Author: Karthik Gopinath
E-mail: kgopinath[at]mgh[dot]harvard[dot]edu
Please post your questions on this module to the FreeSurfer mailing list at freesurfer[at]nmr.mgh.harvard.edu rather than directly contacting the author.
If you use this package in your analysis, please cite:
Cortical analysis of heterogeneous clinical brain MRI scans for large-scale neuroimaging studies. K Gopinath, DN Greeve, S Das, S Arnold, C Magdamo, JE Iglesias
SynthSeg: Segmentation of brain MRI scans of any contrast and resolution without retraining. B Billot, DN Greve, O Puonti, A Thielscher, K Van Leemput, B Fischl, AV Dalca, JE Iglesias. Medical Image Analysis, 83, 102789 (2023).
Robust machine learning segmentation for large-scale analysis of heterogeneous clinical brain MRI datasets. B Billot, C Magdamo, SE Arnold, S Das, JE Iglesias. PNAS, 120(9), e2216399120 (2023).
SynthSR: a public AI tool to turn heterogeneous clinical brain scans into high-resolution T1-weighted images for 3D morphometry. JE Iglesias, B Billot, Y Balbastre, C Magdamo, S Arnold, S Das, B Edlow, D Alexander, P Golland, B Fischl. Science Advances, 9(5), eadd3607 (2023).
General description:
This tool performs recon-all-clinical, the first out-of-the-box cortical surface reconstruction and analysis of brain MRI scans of any modality, contrast and resolution without retraining and fine-tuning.
This "Recon-all-like" stream for clinical scans of arbitrary orientation/resolution/contrast is essentially a combination of:
SynthSeg: to obtain a volumetric segmentation and linear registration to Talairach space
SynthSR: to have a higher resolution 1mm MPRAGE for visualization
SynthDist: to fit surfaces by predicting the distance maps and reconstructing topologically accurate cortical surfaces
Out of the box cortical surface reconstruction and analysis of heterogenous scans. (a)Sagittal T1 scan with .4×.4×6mm resolution. (b)Axial FLAIR scan with 1.7×1.7×6mm resolution. (c)Axial T2-weighted scan with .9×.9×6mm resolution. The WM surface with cortical parcellation overlaid and pial surfaces are also shown.
Usage:
OnceFreeSurfer has been sourced, you can simply run recon-all-clinical on your own data with
recon-all-clinical.sh INPUT_SCAN SUBJECT_ID THREADS [SUBJECT_DIR]
where:
- INPUT_SCAN: path to an image that will be processed.

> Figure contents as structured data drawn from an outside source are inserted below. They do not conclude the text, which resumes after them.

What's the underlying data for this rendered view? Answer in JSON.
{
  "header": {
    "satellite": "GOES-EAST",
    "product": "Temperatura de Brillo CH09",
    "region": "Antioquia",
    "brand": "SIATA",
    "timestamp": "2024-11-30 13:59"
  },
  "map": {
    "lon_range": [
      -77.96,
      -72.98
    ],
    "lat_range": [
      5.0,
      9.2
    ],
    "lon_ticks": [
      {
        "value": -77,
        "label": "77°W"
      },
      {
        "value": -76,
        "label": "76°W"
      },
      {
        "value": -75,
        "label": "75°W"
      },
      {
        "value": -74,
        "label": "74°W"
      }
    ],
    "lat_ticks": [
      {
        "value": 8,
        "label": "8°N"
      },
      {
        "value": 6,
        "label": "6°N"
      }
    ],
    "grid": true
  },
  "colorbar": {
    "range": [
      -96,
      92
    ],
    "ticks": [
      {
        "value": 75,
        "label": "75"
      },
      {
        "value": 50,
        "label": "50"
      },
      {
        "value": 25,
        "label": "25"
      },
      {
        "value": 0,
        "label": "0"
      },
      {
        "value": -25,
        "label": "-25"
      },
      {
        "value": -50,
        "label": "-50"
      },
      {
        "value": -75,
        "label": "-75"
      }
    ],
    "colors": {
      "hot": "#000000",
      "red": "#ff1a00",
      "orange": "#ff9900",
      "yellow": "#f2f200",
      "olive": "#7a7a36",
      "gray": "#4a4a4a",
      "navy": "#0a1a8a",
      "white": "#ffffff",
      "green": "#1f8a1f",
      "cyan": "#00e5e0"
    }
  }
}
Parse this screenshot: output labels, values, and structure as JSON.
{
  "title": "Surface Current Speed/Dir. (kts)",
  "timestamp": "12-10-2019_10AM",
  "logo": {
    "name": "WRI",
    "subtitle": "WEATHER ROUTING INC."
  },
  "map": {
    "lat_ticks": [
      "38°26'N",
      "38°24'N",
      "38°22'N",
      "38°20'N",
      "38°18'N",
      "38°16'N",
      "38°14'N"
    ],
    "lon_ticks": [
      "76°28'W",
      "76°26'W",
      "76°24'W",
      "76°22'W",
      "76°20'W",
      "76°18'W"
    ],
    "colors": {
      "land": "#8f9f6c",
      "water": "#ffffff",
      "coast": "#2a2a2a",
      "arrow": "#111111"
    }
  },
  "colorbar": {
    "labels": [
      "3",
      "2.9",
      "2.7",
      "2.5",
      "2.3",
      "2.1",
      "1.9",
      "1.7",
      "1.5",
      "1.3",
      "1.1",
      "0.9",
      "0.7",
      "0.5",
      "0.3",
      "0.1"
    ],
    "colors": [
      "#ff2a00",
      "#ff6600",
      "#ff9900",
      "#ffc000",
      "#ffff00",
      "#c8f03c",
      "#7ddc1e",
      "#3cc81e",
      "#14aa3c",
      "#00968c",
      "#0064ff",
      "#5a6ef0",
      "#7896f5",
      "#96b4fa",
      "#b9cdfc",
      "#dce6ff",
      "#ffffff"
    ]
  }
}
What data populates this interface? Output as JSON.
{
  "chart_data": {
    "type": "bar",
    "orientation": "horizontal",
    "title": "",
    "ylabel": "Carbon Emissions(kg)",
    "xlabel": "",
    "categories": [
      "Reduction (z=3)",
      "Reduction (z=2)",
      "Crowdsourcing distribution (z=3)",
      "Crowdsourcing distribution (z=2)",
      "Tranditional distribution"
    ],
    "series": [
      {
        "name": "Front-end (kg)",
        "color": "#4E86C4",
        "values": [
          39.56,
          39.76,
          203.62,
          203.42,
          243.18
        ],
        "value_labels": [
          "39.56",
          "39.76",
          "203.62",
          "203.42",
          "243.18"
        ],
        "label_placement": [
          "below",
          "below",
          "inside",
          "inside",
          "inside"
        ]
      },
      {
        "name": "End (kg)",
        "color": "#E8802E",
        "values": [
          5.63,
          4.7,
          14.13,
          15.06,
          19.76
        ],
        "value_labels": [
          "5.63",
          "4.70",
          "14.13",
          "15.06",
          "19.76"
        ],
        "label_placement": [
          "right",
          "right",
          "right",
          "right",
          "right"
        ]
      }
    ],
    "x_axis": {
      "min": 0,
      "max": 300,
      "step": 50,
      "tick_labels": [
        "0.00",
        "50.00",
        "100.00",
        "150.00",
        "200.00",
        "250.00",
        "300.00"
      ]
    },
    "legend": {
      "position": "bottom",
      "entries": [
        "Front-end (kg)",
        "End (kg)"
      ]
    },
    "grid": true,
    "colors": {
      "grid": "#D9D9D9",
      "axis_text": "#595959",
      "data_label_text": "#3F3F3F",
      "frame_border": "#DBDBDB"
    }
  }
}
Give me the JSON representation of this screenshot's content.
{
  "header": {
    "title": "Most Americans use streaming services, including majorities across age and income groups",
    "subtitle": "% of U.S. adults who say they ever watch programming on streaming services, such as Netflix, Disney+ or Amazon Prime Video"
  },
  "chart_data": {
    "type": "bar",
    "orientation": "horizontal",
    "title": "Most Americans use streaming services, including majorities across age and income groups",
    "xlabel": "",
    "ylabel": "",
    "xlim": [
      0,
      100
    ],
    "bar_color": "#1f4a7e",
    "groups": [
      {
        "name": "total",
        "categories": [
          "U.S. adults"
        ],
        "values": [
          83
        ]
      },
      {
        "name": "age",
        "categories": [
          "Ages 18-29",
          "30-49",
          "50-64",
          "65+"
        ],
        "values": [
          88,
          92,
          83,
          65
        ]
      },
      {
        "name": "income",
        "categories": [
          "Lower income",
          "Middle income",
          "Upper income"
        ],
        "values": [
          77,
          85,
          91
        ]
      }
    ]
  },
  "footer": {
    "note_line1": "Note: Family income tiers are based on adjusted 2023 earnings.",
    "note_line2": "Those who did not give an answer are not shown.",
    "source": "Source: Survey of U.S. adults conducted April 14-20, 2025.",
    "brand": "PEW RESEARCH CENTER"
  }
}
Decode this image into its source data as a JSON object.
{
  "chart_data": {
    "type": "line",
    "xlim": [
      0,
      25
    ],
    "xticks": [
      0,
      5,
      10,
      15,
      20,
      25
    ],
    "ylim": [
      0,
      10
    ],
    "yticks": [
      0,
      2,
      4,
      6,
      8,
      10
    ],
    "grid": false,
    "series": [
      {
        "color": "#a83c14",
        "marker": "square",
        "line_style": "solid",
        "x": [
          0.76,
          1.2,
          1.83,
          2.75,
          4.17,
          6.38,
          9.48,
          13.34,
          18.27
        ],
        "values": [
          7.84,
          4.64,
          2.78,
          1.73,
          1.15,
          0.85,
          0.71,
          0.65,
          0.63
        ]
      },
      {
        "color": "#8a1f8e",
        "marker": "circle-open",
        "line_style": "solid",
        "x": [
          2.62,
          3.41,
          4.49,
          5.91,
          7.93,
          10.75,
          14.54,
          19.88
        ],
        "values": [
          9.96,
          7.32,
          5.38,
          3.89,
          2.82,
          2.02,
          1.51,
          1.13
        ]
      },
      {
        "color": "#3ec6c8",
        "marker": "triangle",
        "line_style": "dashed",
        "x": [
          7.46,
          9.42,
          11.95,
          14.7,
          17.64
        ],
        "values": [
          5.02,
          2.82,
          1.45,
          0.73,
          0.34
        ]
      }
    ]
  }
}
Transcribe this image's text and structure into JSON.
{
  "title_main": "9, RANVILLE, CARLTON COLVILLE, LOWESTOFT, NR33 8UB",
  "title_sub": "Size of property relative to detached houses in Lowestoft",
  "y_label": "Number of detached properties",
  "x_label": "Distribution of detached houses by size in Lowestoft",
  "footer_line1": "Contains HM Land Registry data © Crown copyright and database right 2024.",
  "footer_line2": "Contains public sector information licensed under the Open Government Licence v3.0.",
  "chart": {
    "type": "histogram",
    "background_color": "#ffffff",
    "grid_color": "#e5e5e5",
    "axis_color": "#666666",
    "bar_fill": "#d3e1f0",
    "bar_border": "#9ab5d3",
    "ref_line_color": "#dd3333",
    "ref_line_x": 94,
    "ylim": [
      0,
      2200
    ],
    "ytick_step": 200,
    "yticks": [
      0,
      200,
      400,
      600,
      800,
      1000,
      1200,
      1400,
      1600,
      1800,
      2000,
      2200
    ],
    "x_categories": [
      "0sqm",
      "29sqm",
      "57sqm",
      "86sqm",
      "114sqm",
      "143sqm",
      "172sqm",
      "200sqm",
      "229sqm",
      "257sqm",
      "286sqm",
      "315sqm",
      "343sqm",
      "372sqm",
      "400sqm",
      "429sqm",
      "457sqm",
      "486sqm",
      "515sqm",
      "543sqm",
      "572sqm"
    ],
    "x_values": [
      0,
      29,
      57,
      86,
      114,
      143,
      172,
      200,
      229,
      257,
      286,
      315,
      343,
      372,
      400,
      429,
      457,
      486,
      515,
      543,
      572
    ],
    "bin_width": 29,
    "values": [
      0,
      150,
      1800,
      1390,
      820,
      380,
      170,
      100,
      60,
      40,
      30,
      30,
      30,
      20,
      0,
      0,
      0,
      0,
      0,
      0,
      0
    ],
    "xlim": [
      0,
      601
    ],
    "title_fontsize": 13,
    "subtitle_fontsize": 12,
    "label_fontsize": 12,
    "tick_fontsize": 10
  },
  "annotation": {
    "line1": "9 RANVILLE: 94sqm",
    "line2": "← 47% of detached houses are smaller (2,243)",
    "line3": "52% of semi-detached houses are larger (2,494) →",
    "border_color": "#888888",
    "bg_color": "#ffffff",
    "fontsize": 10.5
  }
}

- SUBJECT_ID: specifies the name or ID of the subject you would like to use. A directory with that name will be created for all the subject's FreeSurfer output.
- THREADS (optional): number of CPU threads to use. The default is just 1, so crank it up for faster processing if you have multiple cores!
- SUBJECT_DIR: only necessary if the environment variable SUBJECTS_DIR has not been set when sourcing FreeSurfer or if you want to override it.
This stream runs a bit faster than the original recon-all, since the volumetric segmentation is much faster than the iterative Bayesian method in the standard stream
Outputs:
This stream will create a directory structure that is almost the same as recon-all, but with some minor differences in the SUBJECT_DIR/mri - Rest of the directories are the same with the different parcellations supported by FreeSurfer.